Si vous pensez que les parcs nationaux, les grands musées, les avenues chics et les quartiers historiques sont les seuls à attirer les touristes, il est temps de prendre un peu de recul. Le tourisme est une industrie très importante pour la plupart des pays. Mais une industrie qui formate et qui standardise. À la recherche d’authenticité et de frissons, des touristes d’un nouveau genre se lancent dans l’urbex. Abréviation de l’anglais “urban exploration“, c’est une pratique qui connaît un engouement croissant depuis une dizaine années et qui pourrait bien représenter une niche à explorer pour quelques professionnels audacieux du tourisme.
Qu’est-ce que l’urbex ?
L’urbex est une pratique qui consiste à visiter des lieux abandonnés, désaffectés ou oubliés. On peut ainsi partir à l’exploration d’anciennes usines ou lieux industriels, de manoirs et châteaux à l’abandon, ou d’anciens parcs d’attractions. Toutes les régions et tous les territoires sont concernés. D’ailleurs, la recherche du lieu parfait fait tout autant partie du jeu que l’exploration en elle-même.
En général, plus le lieu est atypique et difficile à trouver, plus il a de la valeur aux yeux des “urbexeurs”. Châteaux, usines, prisons, village, églises, stations de ski, zones de loisirs… que ce soit en France ou à l’étranger, le terrain de jeu de l’urbex est sans limites. D’ailleurs, certains explorent aussi des lieux non abandonnés, mais des zones fermées ou habituellement inaccessibles au grand public comme les caves et souterrains, les tunnels de métro ou les chantiers de construction.
Les touristes de l’urbex n’hésitent pas à parcourir des centaines, voire des milliers de kilomètres pour assouvir leur passion. Mais alors, qu’est-ce qui motive ces personnes et pourquoi prendre des risques parfois inconsidérés ? Ce qui compte, c’est le fait de partir à l’aventure pour vivre des émotions nouvelles dans des lieux inédits et bien moins formatés que la plupart des attractions touristiques habituelles. Ce sont des endroits authentiques qui ont une histoire forte. Car faire de l’urbex ne consiste pas seulement à déambuler dans des lieux abandonnés. C’est aussi un moyen de s’intéresser à leur histoire, et aux cultures et coutumes locales. Qui étaient les femmes et les hommes qui vivaient et travaillaient dans ces lieux ? À quoi ressemblaient leurs vies ? Pourquoi ces lieux ont-ils fermé ou été abandonnés ?
L’exploration urbaine est ainsi à la confluence de l’aspect historique, architectural et culturel.

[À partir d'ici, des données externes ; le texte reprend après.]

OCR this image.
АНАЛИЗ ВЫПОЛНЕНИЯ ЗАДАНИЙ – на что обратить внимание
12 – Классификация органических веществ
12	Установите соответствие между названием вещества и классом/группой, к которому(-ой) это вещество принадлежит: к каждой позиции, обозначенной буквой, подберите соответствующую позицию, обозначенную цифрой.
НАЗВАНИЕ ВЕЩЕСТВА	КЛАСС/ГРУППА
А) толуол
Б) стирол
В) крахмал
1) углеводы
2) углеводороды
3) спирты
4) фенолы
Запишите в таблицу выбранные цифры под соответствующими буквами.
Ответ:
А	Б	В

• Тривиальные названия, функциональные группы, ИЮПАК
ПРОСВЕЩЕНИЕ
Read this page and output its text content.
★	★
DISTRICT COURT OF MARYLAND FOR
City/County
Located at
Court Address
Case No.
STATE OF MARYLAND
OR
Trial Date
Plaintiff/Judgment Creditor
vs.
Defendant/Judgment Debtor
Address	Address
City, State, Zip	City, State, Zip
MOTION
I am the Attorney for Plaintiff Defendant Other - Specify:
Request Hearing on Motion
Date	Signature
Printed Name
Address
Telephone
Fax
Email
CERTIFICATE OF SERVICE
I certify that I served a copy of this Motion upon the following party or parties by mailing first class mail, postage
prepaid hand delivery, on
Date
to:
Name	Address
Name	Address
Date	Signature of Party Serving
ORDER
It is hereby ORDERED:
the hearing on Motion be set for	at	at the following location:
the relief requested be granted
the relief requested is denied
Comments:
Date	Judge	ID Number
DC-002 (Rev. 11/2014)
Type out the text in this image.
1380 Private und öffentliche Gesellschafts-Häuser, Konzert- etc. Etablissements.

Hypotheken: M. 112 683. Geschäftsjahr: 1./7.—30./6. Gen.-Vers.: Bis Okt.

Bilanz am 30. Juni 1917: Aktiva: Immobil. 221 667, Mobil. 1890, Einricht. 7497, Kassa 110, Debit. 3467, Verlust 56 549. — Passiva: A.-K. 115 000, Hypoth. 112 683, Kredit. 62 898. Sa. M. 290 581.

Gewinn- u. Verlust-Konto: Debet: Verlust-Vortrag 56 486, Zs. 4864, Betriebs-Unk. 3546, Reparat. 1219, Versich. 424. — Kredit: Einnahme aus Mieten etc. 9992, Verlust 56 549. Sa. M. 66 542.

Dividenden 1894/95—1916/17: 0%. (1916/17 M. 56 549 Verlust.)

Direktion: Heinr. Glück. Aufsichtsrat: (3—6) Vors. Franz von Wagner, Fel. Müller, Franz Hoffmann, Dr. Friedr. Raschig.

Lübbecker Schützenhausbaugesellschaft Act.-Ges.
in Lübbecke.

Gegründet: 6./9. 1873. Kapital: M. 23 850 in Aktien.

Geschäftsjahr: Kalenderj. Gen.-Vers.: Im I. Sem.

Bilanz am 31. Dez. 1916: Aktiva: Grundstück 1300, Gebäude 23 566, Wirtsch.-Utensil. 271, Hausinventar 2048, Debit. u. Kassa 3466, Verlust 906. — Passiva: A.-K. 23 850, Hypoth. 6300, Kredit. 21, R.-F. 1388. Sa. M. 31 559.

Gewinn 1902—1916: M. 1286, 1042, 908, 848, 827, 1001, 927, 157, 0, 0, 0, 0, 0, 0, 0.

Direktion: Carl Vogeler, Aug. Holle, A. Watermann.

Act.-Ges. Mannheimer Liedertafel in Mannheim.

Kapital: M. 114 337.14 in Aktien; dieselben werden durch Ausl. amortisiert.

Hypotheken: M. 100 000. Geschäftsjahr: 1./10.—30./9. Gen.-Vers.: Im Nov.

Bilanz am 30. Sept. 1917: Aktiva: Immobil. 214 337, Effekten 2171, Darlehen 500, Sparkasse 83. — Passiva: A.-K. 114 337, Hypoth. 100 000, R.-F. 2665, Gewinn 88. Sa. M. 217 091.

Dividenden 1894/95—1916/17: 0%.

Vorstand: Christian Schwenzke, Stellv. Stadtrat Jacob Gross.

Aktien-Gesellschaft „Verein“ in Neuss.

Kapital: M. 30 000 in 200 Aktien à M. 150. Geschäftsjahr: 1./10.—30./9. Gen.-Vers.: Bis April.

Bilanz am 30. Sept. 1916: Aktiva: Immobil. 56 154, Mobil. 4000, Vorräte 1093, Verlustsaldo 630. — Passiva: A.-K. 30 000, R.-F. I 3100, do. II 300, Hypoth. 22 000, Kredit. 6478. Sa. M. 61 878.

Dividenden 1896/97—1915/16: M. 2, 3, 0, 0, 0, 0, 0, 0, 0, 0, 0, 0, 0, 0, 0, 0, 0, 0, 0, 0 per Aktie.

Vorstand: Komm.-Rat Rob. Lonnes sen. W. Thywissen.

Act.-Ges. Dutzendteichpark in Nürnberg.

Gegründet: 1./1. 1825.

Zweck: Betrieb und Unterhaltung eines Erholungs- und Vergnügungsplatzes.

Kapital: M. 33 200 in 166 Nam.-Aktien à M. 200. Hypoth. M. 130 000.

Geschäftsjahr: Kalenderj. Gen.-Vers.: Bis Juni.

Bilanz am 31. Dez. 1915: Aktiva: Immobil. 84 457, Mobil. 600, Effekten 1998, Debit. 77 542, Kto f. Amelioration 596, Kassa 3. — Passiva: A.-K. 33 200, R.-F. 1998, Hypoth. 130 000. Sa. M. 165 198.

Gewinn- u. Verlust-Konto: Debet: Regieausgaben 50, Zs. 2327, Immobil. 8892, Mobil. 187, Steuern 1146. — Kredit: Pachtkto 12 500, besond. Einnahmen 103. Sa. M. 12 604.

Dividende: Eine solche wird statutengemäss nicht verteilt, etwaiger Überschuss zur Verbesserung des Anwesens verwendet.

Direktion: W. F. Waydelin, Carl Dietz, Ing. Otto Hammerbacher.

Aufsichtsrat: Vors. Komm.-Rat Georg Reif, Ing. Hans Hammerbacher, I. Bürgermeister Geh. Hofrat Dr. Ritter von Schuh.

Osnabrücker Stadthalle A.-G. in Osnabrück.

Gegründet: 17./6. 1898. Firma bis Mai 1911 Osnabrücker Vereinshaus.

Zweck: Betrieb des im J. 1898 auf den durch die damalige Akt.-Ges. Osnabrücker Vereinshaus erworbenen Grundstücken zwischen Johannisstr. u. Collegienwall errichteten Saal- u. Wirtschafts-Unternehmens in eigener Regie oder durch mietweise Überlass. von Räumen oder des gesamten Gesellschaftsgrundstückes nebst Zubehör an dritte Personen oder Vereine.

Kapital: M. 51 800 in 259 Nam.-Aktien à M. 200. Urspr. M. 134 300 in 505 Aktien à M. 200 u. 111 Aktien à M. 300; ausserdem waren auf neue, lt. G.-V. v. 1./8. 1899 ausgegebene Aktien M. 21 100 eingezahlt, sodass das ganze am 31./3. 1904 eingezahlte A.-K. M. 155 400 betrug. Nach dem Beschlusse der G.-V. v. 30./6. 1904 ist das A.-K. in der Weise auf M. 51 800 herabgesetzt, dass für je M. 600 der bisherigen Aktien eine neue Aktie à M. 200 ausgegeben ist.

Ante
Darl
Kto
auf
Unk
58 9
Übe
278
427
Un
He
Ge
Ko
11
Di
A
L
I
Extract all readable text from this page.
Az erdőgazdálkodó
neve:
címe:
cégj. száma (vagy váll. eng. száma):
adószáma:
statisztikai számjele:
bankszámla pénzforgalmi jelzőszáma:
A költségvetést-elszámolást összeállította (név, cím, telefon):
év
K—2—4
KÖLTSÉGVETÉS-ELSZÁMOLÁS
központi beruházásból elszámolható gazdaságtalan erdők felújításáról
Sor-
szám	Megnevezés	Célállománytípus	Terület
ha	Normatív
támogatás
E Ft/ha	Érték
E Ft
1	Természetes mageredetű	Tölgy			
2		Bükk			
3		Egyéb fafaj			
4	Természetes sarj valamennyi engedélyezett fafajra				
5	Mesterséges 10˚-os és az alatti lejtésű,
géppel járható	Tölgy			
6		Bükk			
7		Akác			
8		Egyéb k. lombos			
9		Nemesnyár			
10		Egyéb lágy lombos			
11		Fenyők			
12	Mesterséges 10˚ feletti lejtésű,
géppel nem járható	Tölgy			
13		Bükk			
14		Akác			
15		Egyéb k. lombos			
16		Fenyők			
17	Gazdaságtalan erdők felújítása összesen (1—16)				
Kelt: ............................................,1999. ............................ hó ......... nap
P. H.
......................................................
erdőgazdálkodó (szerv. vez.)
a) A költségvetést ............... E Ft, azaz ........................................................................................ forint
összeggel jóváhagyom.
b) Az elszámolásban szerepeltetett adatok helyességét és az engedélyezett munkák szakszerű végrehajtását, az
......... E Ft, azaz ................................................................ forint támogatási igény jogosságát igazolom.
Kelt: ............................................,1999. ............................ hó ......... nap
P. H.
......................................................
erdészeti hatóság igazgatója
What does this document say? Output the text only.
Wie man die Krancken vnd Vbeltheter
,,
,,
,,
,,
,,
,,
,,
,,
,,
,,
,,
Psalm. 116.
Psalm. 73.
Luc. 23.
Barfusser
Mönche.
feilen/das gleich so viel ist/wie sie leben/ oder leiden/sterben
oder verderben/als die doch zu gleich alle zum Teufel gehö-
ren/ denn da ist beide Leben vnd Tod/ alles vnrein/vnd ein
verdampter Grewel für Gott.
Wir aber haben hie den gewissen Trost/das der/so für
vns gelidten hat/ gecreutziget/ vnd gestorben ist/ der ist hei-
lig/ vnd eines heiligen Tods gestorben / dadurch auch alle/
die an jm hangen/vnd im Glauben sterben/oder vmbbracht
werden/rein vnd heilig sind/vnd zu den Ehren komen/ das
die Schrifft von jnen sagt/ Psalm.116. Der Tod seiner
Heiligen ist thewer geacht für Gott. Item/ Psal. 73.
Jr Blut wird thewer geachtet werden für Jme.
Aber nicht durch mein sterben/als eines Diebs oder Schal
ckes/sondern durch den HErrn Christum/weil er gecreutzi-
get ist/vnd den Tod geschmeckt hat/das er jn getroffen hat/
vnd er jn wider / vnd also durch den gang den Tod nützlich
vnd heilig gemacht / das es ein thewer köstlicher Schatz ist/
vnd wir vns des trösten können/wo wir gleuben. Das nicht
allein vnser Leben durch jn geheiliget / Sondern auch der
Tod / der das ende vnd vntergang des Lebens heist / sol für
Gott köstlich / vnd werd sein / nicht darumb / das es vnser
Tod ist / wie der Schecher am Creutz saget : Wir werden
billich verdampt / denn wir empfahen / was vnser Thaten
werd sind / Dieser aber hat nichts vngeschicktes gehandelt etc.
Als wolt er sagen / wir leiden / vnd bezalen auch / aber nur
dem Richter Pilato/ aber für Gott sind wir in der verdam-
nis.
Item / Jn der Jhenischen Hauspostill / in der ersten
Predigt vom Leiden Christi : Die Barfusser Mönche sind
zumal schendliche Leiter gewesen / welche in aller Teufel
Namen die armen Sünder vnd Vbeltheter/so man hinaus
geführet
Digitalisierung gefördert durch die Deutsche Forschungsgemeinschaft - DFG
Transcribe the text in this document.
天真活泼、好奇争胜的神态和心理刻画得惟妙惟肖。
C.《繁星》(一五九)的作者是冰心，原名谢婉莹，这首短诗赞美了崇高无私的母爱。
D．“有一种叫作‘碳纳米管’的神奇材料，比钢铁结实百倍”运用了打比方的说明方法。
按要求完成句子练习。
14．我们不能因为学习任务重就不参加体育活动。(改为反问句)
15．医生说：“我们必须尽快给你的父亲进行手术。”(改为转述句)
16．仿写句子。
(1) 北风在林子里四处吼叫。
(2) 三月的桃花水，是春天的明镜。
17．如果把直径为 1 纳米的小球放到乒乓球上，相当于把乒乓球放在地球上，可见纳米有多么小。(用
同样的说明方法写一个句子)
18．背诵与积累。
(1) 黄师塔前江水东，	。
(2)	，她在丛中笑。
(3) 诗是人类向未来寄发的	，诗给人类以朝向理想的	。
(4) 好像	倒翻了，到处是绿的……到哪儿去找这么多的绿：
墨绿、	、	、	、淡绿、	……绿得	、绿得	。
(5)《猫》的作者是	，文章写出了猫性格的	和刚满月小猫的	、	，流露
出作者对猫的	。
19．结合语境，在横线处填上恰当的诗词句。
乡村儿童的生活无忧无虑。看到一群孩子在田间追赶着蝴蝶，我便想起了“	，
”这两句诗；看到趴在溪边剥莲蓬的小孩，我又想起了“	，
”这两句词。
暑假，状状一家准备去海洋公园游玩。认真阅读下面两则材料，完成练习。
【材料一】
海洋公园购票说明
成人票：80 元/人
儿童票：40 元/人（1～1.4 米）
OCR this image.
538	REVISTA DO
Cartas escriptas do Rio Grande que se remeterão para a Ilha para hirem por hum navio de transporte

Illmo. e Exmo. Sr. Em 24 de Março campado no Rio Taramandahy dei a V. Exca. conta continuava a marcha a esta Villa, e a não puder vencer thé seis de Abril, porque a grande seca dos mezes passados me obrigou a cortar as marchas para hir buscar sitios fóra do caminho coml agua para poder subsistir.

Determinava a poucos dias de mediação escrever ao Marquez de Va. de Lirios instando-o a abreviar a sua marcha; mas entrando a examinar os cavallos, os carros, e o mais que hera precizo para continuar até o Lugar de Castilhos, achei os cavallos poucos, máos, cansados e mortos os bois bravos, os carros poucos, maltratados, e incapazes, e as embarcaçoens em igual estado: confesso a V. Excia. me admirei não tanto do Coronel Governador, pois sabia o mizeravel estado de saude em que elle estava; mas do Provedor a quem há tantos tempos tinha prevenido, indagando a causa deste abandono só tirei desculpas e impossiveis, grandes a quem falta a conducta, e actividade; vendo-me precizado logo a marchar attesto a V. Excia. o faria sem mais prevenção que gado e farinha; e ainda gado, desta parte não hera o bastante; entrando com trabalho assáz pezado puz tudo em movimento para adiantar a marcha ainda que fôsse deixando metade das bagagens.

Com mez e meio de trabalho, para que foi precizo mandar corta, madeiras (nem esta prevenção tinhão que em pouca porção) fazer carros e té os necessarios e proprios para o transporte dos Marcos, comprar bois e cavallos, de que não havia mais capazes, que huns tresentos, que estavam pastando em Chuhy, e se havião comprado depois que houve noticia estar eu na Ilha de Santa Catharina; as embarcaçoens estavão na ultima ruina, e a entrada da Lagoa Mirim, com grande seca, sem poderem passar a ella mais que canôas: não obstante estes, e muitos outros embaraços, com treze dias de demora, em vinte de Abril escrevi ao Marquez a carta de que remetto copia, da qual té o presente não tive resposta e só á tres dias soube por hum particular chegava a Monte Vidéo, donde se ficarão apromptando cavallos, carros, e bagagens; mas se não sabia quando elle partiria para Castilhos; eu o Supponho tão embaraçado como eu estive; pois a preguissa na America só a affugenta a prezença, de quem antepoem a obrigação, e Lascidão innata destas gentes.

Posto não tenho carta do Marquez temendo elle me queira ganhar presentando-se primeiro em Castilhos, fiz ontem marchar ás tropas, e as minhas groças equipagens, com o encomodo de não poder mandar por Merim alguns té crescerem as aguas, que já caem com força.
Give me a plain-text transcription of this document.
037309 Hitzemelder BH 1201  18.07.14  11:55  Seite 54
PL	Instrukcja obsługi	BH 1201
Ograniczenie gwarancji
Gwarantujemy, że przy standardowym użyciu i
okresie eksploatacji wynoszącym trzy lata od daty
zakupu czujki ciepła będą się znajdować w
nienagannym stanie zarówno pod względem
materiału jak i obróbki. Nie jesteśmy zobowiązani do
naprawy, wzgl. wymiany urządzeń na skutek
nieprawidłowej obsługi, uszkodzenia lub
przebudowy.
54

Sans oublier le côté exploratoire et sportif. D’ailleurs, contrairement à ce qu’on pourrait penser les urbexeurs sont extrêmement respectueux des lieux visités. Ils ne sont pas là pour détruire, voler ou abîmer, mais bien pour faire perdurer une mémoire quasi inconnue. Passion connexe à l’exploration, la photographie en est souvent le pendant créatif. C’est grâce à leurs photos et à leurs vidéos que l’urbex a pris son envol. Que ce soit sur YouTube ou Instagram, la mise en scène de leurs exploits est tant un moyen de démocratiser la pratique que de souligner l’importance d’un patrimoine sur le point de disparaître.
Les urbexeurs ont d’ailleurs des règles claires sur les lieux visités : ne pas divulguer leur emplacement pour ne pas attirer de visiteurs mal intentionnés, et surtout laisser les lieux dans l’état où ils sont, sans rien casser, toucher ou emporter.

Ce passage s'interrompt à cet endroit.